Alternatively, turbines 3 and 12 can be replaced by gas turbines, especially if the site has natural gas. Electric motors powered by an alternator such as the alternator 13, driven by a turbine, can also be used to drive the compressors 14A to 14D and / or additional oxygen compressors 16A to 16B, shown in phantom, which brings gaseous products at their final supply pressure to unit 2.

Claims

CLAIMS 1. Installation for producing oxygen and / or nitrogen under high pressure by air distillation, characterized in that it comprises main air compression means (3) adapted to compress atmospheric air to distill; expansion means (4) which drive said main compression means; air pre-cooling means (5); means (6) for purifying air with water and C0 ₂ ; a main heat exchange line (7) adapted to cool the compressed air to a temperature allowing its distillation; N (N> 1) air distillation apparatus (8) in parallel producing liquid oxygen and / or liquid nitrogen; means (9) for pumping liquid oxygen and / or liquid nitrogen at at least one high pressure; and secondary compression means (10) adapted to compress a circulating fluid to a high pressure allowing the vaporization of the liquid oxygen and / or of the pumped liquid nitrogen (s) to form oxygen and / or nitrogen gas production, characterized in that said secondary compression means (10) are driven by electric motors (11), and in that the installation comprises an auxiliary turbine (12) which drives an alternator (13 ), the latter supplying electric motors (11) with electric current.

2. Installation according to claim 1, characterized in that the means (10) of secondary compression comprise N '(N'> 1) secondary compressors each of which is driven by one of said electric motors (11).

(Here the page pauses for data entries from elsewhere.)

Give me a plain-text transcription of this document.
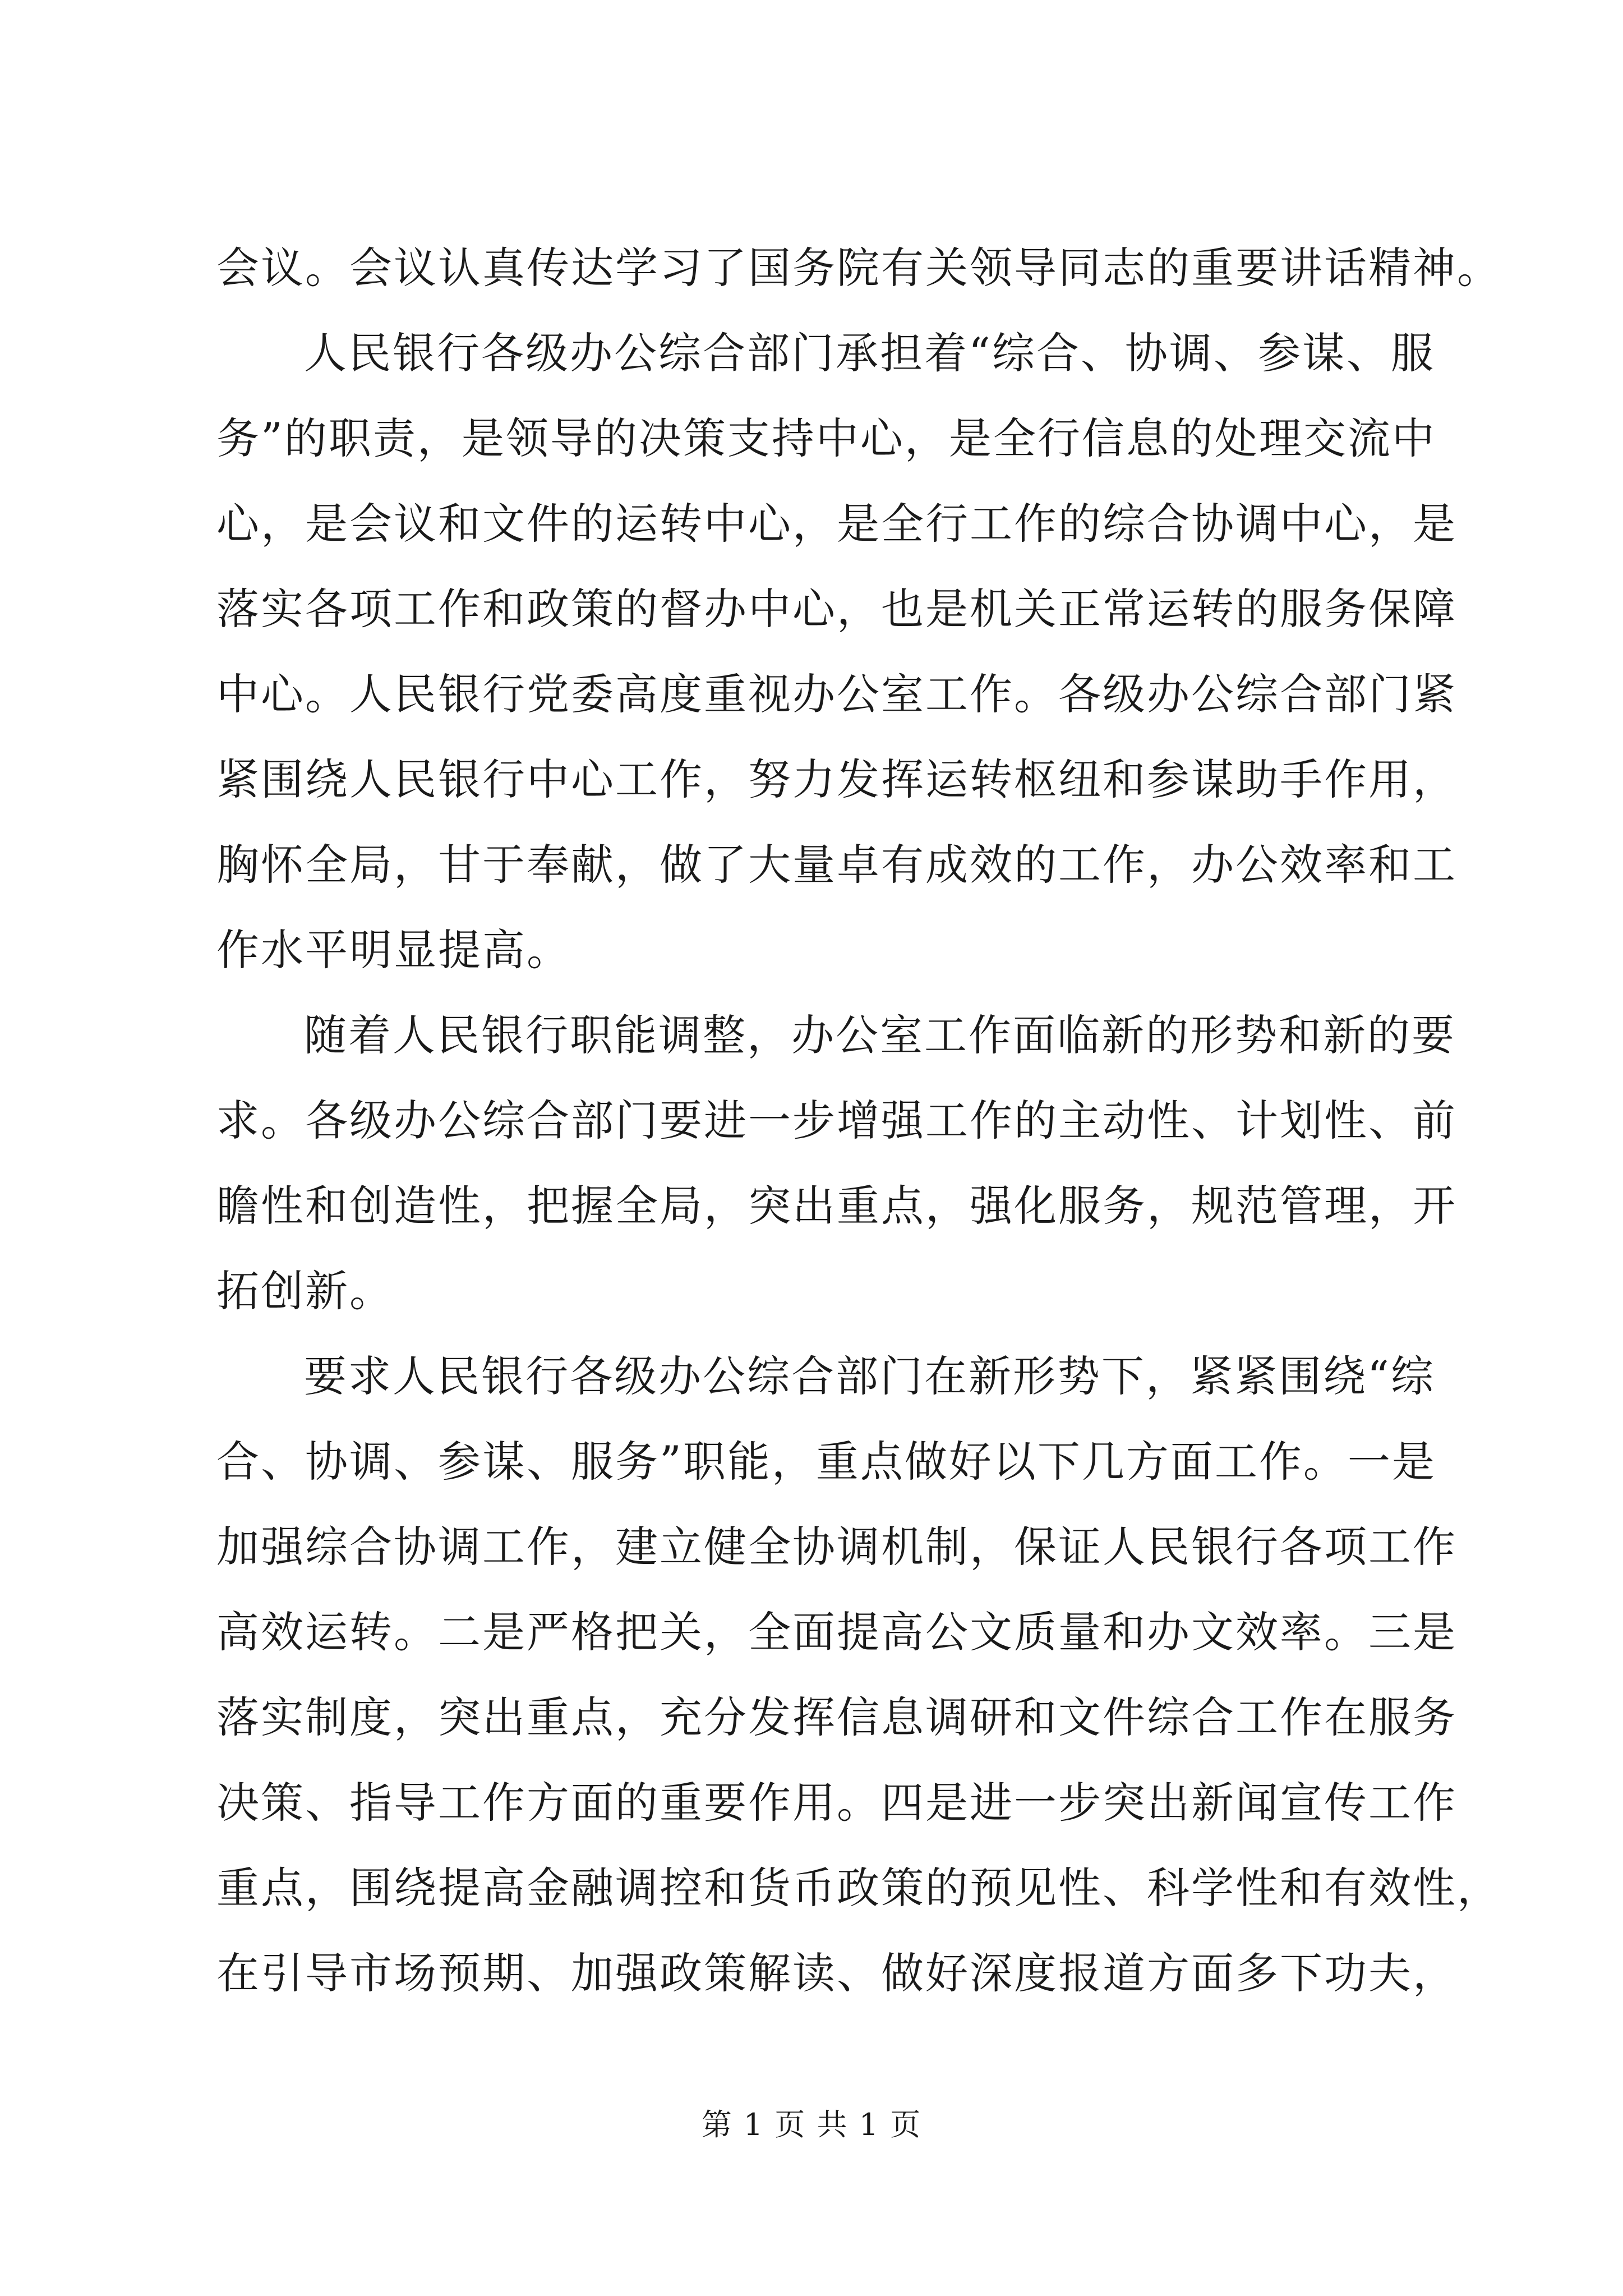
会议。会议认真传达学习了国务院有关领导同志的重要讲话精神。
人民银行各级办公综合部门承担着“综合、协调、参谋、服
务”的职责，是领导的决策支持中心，是全行信息的处理交流中
心，是会议和文件的运转中心，是全行工作的综合协调中心，是
落实各项工作和政策的督办中心，也是机关正常运转的服务保障
中心。人民银行党委高度重视办公室工作。各级办公综合部门紧
紧围绕人民银行中心工作，努力发挥运转枢纽和参谋助手作用，
胸怀全局，甘于奉献，做了大量卓有成效的工作，办公效率和工
作水平明显提高。
随着人民银行职能调整，办公室工作面临新的形势和新的要
求。各级办公综合部门要进一步增强工作的主动性、计划性、前
瞻性和创造性，把握全局，突出重点，强化服务，规范管理，开
拓创新。
要求人民银行各级办公综合部门在新形势下，紧紧围绕“综
合、协调、参谋、服务”职能，重点做好以下几方面工作。一是
加强综合协调工作，建立健全协调机制，保证人民银行各项工作
高效运转。二是严格把关，全面提高公文质量和办文效率。三是
落实制度，突出重点，充分发挥信息调研和文件综合工作在服务
决策、指导工作方面的重要作用。四是进一步突出新闻宣传工作
重点，围绕提高金融调控和货币政策的预见性、科学性和有效性，
在引导市场预期、加强政策解读、做好深度报道方面多下功夫，
第 1 页 共 1 页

3. Installation according to claim 2, characterized in that the secondary compressors (10) are air blowers adapted to overpress a part of the air compressed by the main air compression means (3).

4. Installation according to any one of claims 1 to 3, characterized in that said expansion means (4) are turbines (4) similar to said auxiliary turbine (12).

5. Installation according to any one of claims 1 to 4, characterized in that it further comprises means (14, 16) of final compression of gaseous oxygen and / or nitrogen gas production, adapted to compress at a high production pressure oxygen and / or vaporized nitrogen (s).

6. Installation according to claim 5, characterized in that the final compression means (14) are driven by electric motors themselves driven by said alternator (13).

7. Installation according to any one of claims 1 to 6, characterized in that the supply of motors (11) with electric current is supplemented by an addition from the electric network (15), at least at certain stages of operation of installation.

8. Installation according to any one of claims 1 to 6, characterized in that the alternator (13) produces an excess of electrical energy, which is exported to the electrical network (15), at least at certain stages of operation. of the installation.

9. Installation according to any one of claims 1 to 8, characterized in that it comprises.at least one industrial unit (2), in particular a unit for the production of synthetic hydrocarbons, supplied with oxygen and / or l under high pressure.

10. Installation according to claim 9, characterized in that said expansion means (4) and said auxiliary turbine (12) are steam turbines, and in that the industrial unit (2) produces steam which feeds these steam turbines.